Ned’s face slammed his own gun store counter with significant force as a strange face loomed over it, followed by an absolutely massive revolver, gleaming gold with silver inlay, barrel and cylinder a gleaming blue and ivory colored tusk, polished heavily. The gilded hammer cocked back, as the gray bearded man exhaled smoke from his yellow nicotine stained teeth, his waxed mustache curled like mammoth tusks as he put out the cigar in Ned’s neck.
“Okay! I got it from Hudson Galloway. He found some new arrivals and one was wearing these as jewelry.
“What kind of person wears titanium like jewelry?” growled the raging bull of a man with the golden cannon.
“I don’t know, he just said one of the new arrivals had them.”
“Same girl who a man claimed is walking around with a silver leg?” He asked, reheating the cigar.
“Mister Buchanan, I don’t know who told you that, but he’s a damn liar. I’ll say it to his face.” Ned claimed as a severed head plopped down on the table facing him.
“Then say it to his face.” Buchanan growled.
“Jesus, I just bought some jewelry, nobody had a silver leg. Nobody ever has had one. That’s absurd. I would have seen a little gal dragging around a 40 pound creakin metal leg now wouldn’t I? They all came in and stood around, this…man on the table was either lying or just drunk and mistaken. Hud had some gun brass, some buttons, lead, and that was it, normal shit, until the rings.”
“This man on your table was one of my best scouts. If he said he saw a silver leg, he saw one. A girl carrying this much titanium in jewelry walkin around with a silver leg, is mighty interesting to me. Smitty here wouldn’t know the difference between silver and titanium if you asked him. Silver would make a heavy and awkward leg, but a light titanium one would be real tough. So you tell me where to find this Hudson Galloway and his million dollar bitch, or I’ll take your head too.”
“I don’t know. I swear.

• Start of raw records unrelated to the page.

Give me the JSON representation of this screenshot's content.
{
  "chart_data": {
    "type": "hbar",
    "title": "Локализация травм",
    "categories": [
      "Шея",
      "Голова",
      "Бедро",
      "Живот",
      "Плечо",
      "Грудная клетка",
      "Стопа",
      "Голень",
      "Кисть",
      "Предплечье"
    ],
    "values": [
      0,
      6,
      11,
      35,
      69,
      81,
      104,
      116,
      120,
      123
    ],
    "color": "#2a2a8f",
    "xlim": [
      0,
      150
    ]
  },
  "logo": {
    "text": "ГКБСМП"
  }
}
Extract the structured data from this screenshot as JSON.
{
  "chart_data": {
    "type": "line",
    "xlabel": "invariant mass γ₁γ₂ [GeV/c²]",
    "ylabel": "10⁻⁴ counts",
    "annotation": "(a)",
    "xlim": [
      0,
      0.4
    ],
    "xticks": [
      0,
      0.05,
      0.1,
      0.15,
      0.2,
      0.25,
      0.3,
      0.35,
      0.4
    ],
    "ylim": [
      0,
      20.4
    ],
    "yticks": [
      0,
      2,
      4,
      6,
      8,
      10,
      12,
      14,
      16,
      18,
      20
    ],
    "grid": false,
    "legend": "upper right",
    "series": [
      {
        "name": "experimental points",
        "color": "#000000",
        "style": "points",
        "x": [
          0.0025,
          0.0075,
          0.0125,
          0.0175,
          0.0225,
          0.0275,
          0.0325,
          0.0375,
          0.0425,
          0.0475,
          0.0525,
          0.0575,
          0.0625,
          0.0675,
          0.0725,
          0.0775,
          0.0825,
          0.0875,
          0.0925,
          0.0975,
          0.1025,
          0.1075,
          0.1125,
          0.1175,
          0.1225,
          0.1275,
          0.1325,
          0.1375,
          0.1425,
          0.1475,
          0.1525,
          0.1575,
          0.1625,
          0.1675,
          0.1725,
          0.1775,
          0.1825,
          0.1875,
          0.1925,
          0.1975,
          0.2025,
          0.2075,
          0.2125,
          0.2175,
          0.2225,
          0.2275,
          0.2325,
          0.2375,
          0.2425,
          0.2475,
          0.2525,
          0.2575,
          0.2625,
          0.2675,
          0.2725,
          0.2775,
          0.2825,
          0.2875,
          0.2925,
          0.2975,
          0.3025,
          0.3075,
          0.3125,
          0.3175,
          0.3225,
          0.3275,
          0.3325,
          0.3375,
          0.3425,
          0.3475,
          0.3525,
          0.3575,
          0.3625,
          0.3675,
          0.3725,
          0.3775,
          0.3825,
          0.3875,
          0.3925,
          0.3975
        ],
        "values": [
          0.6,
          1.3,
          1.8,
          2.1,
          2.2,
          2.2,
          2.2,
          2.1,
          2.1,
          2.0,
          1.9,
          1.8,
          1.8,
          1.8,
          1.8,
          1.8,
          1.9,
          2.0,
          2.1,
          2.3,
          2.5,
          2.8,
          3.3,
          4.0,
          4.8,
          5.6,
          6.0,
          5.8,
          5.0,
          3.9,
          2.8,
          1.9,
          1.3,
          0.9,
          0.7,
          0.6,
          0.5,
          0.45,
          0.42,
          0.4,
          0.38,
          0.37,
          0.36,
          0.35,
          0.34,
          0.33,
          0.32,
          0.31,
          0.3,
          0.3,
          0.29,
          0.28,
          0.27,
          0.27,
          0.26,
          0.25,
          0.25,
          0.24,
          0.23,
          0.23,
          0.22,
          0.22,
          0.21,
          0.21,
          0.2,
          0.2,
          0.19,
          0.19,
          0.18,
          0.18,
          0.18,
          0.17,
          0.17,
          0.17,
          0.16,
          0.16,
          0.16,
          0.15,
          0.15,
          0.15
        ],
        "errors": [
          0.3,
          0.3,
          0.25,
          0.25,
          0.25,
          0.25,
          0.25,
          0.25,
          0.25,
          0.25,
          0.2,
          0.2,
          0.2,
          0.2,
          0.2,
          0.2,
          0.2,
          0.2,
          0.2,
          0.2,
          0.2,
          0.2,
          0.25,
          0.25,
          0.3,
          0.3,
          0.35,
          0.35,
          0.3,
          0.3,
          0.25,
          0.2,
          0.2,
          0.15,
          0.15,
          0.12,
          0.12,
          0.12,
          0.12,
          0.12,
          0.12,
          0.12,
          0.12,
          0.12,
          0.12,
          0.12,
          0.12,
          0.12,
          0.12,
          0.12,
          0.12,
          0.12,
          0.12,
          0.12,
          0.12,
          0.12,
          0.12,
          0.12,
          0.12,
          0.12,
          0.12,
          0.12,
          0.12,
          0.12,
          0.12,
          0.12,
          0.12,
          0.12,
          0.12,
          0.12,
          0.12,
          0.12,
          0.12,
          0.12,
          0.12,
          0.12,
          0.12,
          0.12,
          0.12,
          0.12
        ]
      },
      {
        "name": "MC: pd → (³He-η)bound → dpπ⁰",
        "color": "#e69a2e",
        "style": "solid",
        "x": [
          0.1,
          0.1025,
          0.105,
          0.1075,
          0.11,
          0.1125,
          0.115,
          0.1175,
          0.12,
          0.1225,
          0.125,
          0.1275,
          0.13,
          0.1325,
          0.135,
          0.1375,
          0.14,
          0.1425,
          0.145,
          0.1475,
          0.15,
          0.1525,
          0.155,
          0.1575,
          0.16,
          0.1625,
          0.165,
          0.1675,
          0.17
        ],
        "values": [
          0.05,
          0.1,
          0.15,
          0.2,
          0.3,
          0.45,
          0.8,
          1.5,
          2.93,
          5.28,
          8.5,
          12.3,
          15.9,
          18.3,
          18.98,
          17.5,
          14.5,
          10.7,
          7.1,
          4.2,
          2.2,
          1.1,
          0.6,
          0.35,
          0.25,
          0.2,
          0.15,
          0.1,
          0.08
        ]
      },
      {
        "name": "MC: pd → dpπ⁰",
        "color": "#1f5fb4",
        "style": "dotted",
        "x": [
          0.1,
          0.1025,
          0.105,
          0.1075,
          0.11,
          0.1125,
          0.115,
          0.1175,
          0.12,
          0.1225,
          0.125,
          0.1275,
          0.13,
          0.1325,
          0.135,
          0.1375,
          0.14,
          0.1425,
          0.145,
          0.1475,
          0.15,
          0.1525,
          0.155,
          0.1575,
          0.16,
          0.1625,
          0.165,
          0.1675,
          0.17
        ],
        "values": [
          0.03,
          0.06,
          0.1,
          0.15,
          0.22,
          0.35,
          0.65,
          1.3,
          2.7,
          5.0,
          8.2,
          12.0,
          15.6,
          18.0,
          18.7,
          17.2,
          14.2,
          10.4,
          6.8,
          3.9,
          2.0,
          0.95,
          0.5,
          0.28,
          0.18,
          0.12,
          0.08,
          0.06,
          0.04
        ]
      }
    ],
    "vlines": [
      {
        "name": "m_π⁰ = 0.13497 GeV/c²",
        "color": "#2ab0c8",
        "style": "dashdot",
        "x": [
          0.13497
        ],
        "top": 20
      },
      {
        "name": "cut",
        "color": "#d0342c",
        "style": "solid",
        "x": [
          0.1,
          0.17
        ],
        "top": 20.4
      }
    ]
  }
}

He won’t tell where he lives, He’s a paranoid man. I’m not lying, I got nothing else to tell you.” Ned promised.
“Well then you’re just a liability and another man who knows too much, like Smitty here.” He said, drawing a very curved blue cavalry sword from his belt and decapitating Ned with a hefty strike. He wiped the red from his wooden saber, the edge gleaming in the same blue and ivory patterned tusk as his gun. “Take his papers, his records of inventory, and burn the building down.” Buchanan huffed, the black tribal tattoos on his face scrunching with his anger lines. “I want Hudson’s silver legged lady by moonrise.”